18 En de zonen van Noach, die uit de ark gingen, waren Sem, en Cham, en Jafeth; en Cham is de vader van Kanaän.
19 Deze drie waren de zonen van Noach; en van dezen is de ganse aarde overspreid.
20 En Noach begon een akkerman te zijn, en hij plantte een wijngaard.
21 En hij dronk van dien wijn, en werd dronken; en hij ontblootte zich in het midden zijner tent.
22 En Cham, Kanaäns vader, zag zijns vaders naaktheid, en hij gaf het zijn beiden broederen daar buiten te kennen.

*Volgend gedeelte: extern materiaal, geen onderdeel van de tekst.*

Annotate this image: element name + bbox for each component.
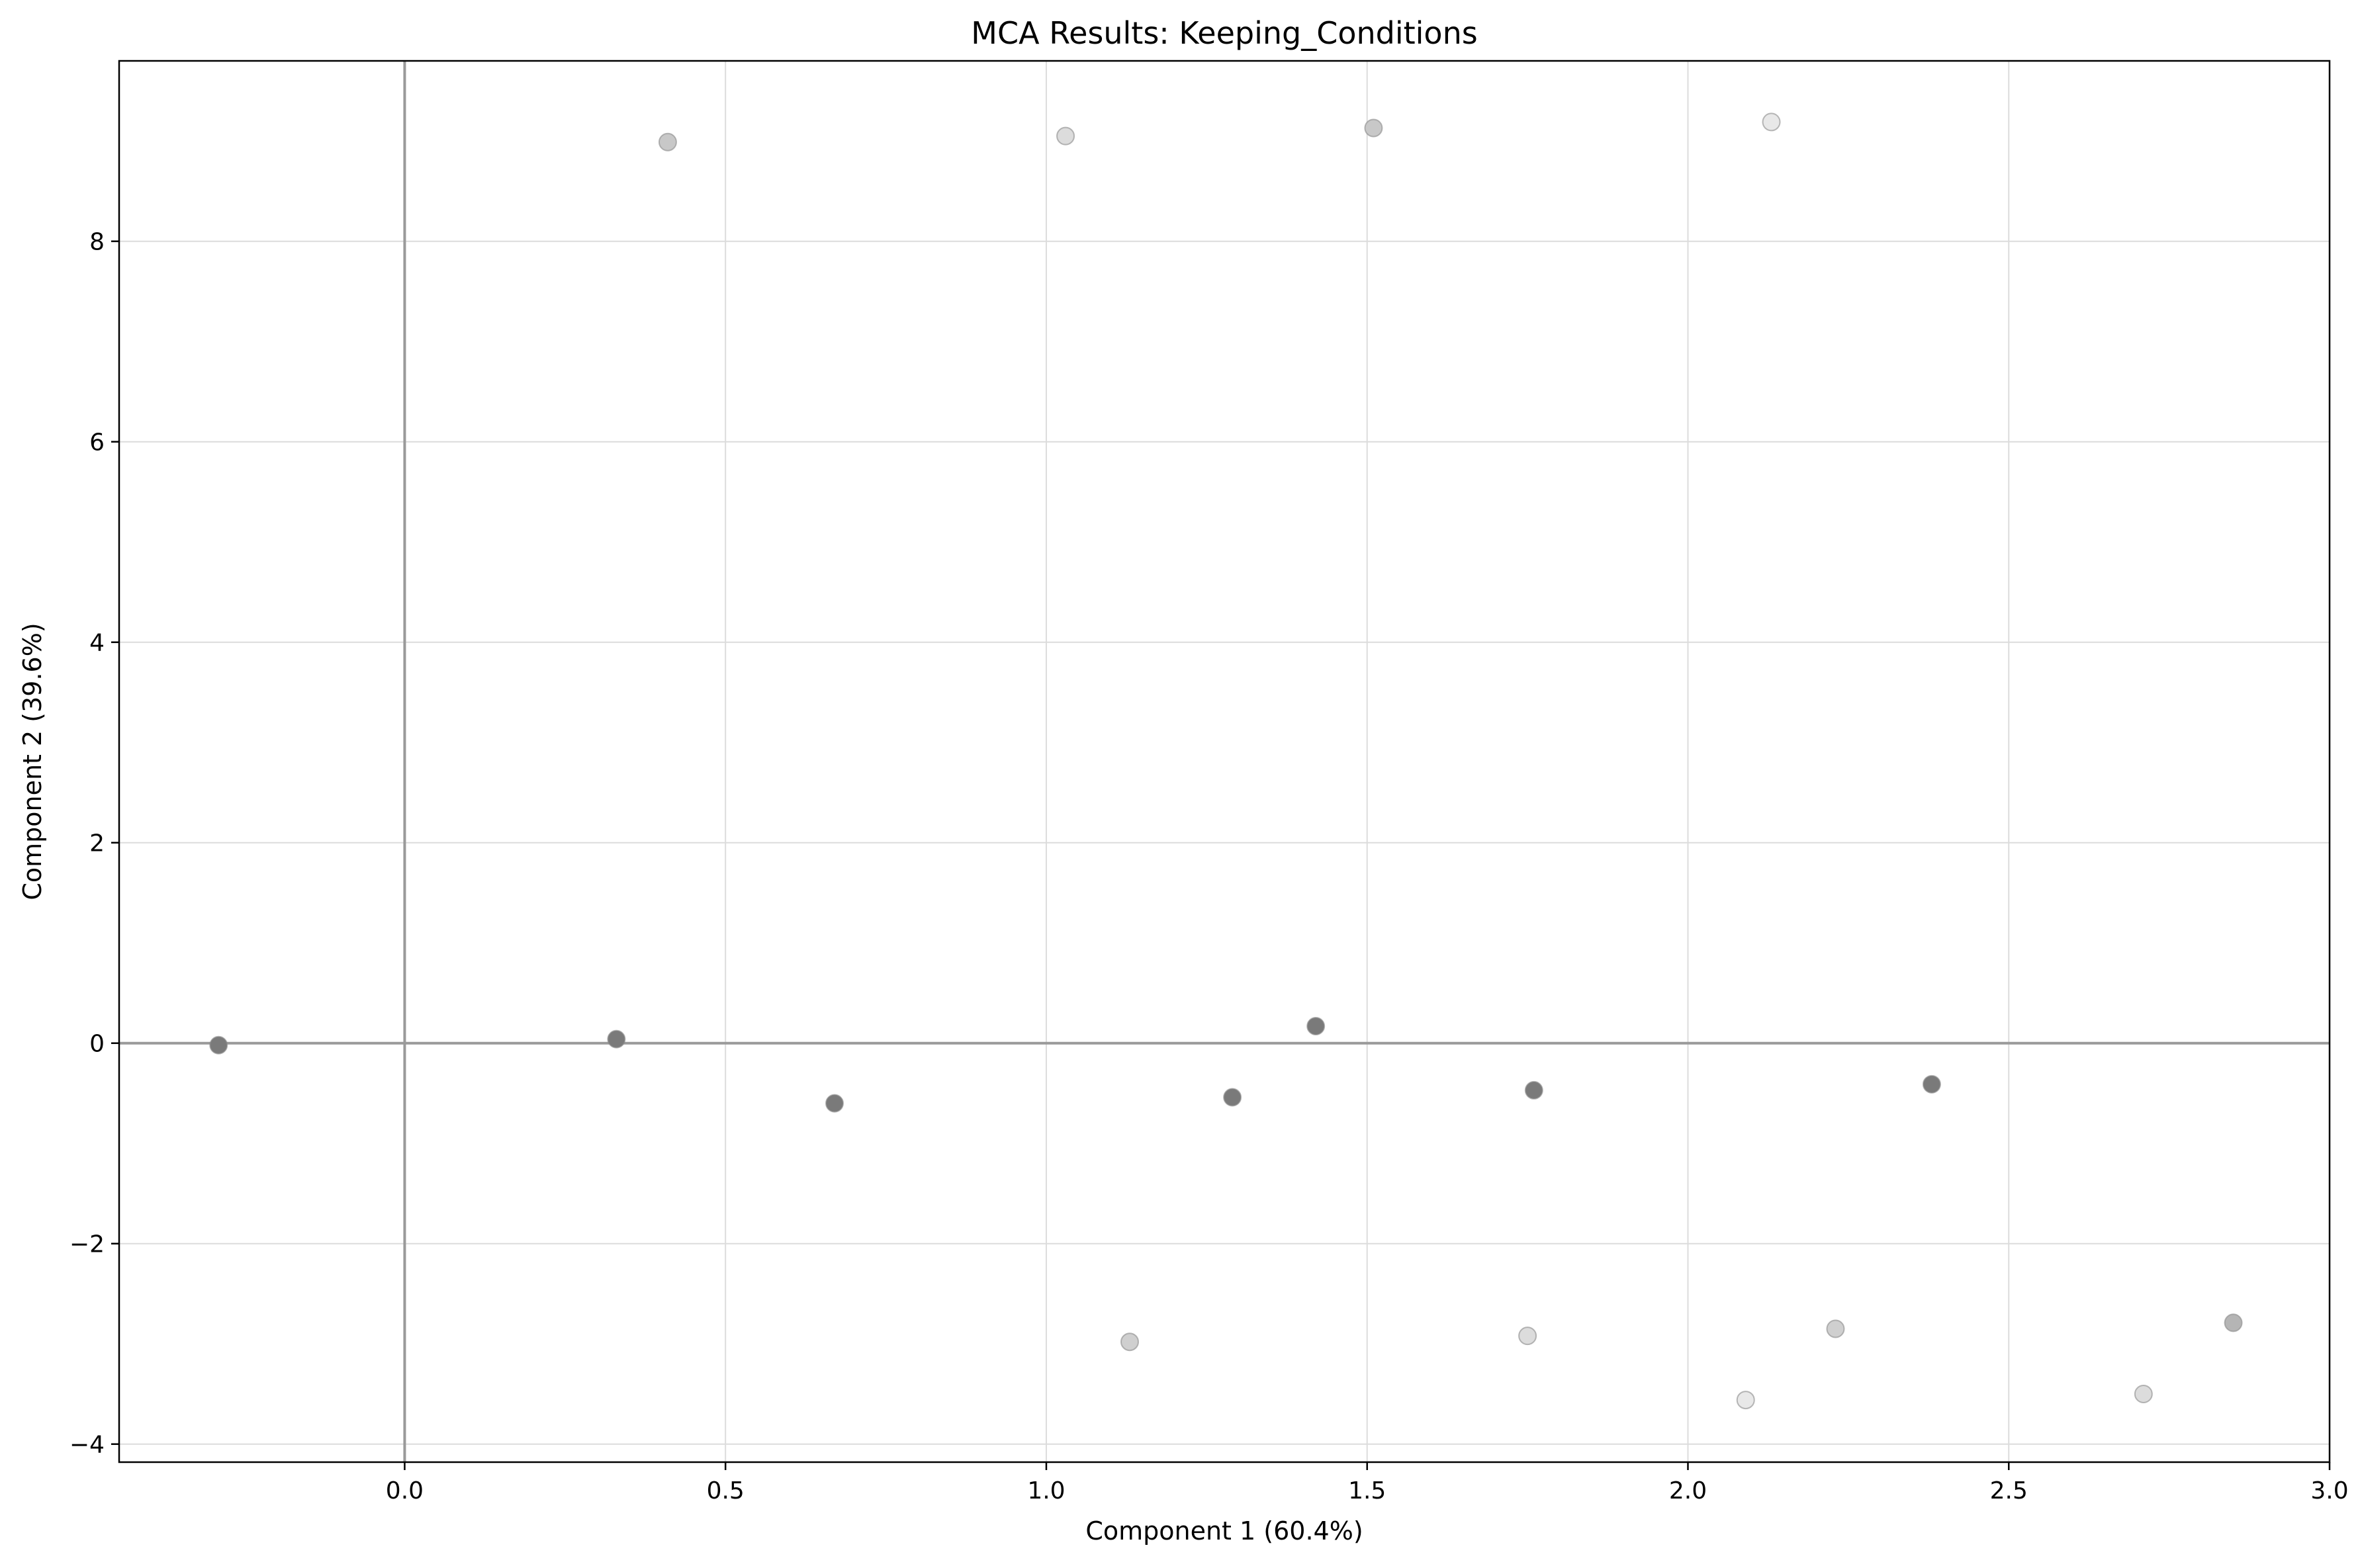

23 Toen namen Sem en Jafeth een kleed, en zij leiden het op hun beider schouderen, en gingen achterwaarts, en bedekten de naaktheid huns vaders; en hun aangezichten waren achterwaarts gekeerd, zodat zij de naaktheid huns vaders niet zagen.
24 En Noach ontwaakte van zijn wijn; en hij merkte wat zijn kleinste zoon hem gedaan had.
schilderij van Gustave Doré: Noach vervloekt Kanaän
25 En hij zeide: Vervloekt zij Kanaän; een knecht der knechten zij hij zijn broederen!
26 Voorts zeide hij: Gezegend zij de HEERE, de God van Sem; en Kanaän zij hem een knecht!
27 God breide Jafeth uit, en hij wone in Sems tenten! en Kanaän zij hem een knecht!